5th-century BC Spartan admiral

Callicratidas (Καλλικρατίδας) was a Spartan navarch during the Peloponnesian War. He belonged to the non-citizen mothax class, yet despite his disfavored background he rose to prominence. In 406 BC, he was sent to the Aegean to take command of the Spartan fleet from the navarch Lysander.

==Biography==
Callicratidas's tenure as navarch was short, and he encountered a number of difficulties. Chief among these were the intrigues of his predecessor, who had apparently returned the money from which the fleet was supposed to be paid for to its source, the Persian prince Cyrus. Callicratidas needed money from Cyrus to pay his men, but, as a traditionalist Spartan, he was loath to request it from a Persian. His halfhearted attempts to secure funding from Cyrus fell through, and he was forced to find an alternative source of funds, which the city of Miletus eventually provided.

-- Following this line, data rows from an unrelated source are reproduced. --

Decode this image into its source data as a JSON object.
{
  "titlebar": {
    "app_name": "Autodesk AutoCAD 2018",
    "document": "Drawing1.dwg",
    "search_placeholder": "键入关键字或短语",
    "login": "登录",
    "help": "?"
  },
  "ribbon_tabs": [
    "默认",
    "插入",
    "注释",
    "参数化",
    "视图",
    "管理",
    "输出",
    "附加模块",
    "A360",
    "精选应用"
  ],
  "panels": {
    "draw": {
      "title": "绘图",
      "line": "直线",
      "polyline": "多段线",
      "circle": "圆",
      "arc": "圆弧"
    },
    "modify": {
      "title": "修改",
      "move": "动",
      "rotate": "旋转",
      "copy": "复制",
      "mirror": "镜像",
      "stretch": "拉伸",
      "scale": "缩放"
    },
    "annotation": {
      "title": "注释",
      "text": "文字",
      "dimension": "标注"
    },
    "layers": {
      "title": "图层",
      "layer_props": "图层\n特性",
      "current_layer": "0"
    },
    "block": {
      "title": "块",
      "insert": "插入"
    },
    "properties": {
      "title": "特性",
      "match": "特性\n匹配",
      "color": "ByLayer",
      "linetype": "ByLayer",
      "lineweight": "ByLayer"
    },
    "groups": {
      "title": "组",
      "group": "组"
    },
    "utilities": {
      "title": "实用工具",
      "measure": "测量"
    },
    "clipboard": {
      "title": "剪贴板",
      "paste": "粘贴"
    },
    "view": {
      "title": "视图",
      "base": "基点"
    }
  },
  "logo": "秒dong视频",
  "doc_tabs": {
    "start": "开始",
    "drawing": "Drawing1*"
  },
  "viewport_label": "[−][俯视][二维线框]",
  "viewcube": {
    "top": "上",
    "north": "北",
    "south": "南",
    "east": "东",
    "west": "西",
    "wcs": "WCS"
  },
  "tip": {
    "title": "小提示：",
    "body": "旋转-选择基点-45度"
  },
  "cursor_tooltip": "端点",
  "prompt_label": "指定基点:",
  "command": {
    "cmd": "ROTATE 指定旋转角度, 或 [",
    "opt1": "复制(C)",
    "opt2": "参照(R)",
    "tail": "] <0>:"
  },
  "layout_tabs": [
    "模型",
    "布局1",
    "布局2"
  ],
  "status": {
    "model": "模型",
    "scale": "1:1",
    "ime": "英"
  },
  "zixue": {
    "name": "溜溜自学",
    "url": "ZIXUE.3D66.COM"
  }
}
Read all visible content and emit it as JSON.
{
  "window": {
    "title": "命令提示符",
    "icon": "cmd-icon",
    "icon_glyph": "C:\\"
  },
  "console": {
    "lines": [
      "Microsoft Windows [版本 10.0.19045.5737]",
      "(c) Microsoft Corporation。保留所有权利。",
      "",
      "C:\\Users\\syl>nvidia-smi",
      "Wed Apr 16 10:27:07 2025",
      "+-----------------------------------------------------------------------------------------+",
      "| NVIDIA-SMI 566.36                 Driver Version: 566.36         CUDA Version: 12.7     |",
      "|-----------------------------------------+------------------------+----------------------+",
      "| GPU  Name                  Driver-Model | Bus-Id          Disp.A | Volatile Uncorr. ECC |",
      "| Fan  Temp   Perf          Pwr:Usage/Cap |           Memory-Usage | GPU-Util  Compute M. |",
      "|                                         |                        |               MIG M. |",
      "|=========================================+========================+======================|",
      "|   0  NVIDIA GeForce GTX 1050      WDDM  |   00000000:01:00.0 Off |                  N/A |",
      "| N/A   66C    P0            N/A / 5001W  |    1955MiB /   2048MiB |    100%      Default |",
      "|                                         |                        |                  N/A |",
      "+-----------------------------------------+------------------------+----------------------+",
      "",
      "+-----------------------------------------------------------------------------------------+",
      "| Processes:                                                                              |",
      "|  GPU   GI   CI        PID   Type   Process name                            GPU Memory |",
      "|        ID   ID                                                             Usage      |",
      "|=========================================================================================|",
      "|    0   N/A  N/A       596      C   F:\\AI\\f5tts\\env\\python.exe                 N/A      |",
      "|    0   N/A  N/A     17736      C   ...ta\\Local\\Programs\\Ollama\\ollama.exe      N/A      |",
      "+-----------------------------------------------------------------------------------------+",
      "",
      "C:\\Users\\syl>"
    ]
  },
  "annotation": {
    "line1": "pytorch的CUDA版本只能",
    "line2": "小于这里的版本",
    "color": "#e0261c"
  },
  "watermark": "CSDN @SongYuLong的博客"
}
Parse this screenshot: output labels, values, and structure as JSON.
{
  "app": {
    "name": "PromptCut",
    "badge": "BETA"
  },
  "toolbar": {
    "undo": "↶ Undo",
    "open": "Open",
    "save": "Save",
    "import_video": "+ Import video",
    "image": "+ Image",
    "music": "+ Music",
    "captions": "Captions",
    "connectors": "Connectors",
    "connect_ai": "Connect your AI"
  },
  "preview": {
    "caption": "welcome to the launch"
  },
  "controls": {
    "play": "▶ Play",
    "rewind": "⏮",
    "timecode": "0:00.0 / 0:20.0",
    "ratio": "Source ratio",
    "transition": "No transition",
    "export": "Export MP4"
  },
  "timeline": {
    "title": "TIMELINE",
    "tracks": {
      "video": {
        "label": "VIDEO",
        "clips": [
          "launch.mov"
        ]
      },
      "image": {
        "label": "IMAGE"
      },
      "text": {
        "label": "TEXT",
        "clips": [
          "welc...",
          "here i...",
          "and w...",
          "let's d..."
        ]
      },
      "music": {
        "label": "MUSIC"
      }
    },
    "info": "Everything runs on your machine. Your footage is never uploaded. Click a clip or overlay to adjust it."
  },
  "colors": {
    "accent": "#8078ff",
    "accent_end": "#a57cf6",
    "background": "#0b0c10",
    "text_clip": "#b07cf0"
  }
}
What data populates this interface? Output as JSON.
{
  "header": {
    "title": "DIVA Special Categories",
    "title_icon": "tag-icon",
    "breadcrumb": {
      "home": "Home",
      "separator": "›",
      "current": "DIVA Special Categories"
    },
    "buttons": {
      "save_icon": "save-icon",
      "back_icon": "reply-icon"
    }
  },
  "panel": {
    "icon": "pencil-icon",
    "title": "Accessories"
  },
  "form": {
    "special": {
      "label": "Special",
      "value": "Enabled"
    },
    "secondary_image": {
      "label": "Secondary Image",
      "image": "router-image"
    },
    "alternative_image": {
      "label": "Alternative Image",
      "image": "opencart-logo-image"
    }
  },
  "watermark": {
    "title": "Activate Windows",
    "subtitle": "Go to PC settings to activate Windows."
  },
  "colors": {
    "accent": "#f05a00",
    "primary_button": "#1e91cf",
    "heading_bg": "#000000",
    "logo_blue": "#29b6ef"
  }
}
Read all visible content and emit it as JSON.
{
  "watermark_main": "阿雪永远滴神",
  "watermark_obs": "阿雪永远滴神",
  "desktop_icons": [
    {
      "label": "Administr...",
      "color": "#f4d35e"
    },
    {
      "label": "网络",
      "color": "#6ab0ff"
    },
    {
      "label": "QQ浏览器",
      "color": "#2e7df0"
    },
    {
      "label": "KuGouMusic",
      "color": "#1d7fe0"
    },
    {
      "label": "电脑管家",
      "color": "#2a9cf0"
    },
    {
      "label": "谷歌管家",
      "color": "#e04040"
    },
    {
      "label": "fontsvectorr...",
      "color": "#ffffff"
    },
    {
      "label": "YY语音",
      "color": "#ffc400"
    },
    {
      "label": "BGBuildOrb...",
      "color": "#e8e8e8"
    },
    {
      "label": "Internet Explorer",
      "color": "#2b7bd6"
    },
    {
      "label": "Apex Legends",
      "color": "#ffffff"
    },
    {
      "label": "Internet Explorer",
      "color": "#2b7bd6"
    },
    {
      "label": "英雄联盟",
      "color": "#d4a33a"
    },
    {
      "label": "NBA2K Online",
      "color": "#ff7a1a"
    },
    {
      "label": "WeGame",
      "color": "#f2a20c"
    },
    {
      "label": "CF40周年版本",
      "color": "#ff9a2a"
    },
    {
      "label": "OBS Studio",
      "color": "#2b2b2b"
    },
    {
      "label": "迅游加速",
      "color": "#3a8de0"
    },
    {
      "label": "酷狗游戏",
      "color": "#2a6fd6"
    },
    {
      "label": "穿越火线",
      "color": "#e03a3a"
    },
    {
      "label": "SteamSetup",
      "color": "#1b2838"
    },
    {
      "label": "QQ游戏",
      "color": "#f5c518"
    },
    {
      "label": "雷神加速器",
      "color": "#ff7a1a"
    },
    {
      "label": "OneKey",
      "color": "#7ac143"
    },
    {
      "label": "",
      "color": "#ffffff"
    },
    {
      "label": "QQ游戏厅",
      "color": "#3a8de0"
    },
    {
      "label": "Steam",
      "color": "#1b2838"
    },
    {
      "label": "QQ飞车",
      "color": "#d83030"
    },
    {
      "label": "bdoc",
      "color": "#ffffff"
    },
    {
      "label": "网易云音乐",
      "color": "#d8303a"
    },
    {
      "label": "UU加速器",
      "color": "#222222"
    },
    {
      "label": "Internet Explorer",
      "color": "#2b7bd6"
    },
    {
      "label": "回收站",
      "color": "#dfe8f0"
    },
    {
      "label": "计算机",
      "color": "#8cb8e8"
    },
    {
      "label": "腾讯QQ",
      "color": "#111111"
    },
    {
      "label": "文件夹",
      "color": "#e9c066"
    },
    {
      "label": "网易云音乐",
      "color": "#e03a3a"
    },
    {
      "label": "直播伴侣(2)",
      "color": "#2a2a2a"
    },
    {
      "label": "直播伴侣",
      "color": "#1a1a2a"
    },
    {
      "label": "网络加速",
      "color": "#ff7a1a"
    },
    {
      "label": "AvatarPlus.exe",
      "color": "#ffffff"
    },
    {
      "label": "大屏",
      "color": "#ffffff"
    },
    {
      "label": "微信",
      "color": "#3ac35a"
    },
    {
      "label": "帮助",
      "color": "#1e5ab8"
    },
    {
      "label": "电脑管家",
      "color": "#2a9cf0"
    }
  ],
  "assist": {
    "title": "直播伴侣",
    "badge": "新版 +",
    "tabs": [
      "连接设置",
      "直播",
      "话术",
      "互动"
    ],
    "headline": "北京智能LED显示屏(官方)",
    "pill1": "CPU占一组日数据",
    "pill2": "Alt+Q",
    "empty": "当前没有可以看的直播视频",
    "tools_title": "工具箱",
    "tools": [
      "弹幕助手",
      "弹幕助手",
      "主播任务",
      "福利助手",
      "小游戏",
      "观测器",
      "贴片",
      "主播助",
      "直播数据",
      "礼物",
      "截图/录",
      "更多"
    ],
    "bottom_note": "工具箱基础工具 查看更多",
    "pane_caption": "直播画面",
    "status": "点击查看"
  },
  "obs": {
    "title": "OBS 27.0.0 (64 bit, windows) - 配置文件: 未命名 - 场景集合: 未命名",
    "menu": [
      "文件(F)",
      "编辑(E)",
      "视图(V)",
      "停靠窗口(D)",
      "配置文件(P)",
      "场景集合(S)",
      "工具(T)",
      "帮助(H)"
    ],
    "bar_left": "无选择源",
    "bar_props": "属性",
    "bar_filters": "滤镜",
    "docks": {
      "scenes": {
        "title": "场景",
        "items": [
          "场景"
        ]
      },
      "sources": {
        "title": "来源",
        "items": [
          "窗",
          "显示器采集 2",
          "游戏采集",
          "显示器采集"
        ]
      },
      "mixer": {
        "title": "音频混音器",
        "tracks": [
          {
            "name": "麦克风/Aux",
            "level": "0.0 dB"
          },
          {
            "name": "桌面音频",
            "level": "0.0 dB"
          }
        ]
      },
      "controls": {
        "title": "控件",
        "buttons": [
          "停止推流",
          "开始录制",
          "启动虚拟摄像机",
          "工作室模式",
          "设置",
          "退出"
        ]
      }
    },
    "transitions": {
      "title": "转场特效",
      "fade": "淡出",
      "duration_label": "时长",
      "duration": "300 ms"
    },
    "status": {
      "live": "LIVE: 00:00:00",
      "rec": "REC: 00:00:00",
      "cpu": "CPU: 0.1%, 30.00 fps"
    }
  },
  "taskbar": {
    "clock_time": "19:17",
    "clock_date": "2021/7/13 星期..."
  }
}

After winning an initial victory against the Athenian admiral Conon at Mytilene, Callicratidas came up against a sizable Athenian force sent out to relieve Conon. He met this force at the Battle of Arginusae in 406 BC. His force was soundly defeated, and Callicratidas himself was killed. After his death, Lysander returned from Sparta to take command of Sparta's naval efforts in the Aegean.

Callicratidas is remembered as a Spartan of the old school. He disdained the policy of alliance with Persia that had come into favor under Lysander, and he stated that if the choice were his, he would seek peace with Athens. The increasing role of money in Spartan politics and diplomacy offended his traditionalist, antimaterialist sensibilities. Although unsuccessful in his command, he won the respect of many Spartans and allies, and was well regarded after his death.

==Pseudo-Callicratidas==
Callicratidas is not to be confused with Pseudo-Callicratidas, the pseudonymous author of the Neo-Pythagorean treatise On the Felicity of Families. The treatise puts forward the idea that remarked that a wife's wealth may thwart her husband's rule.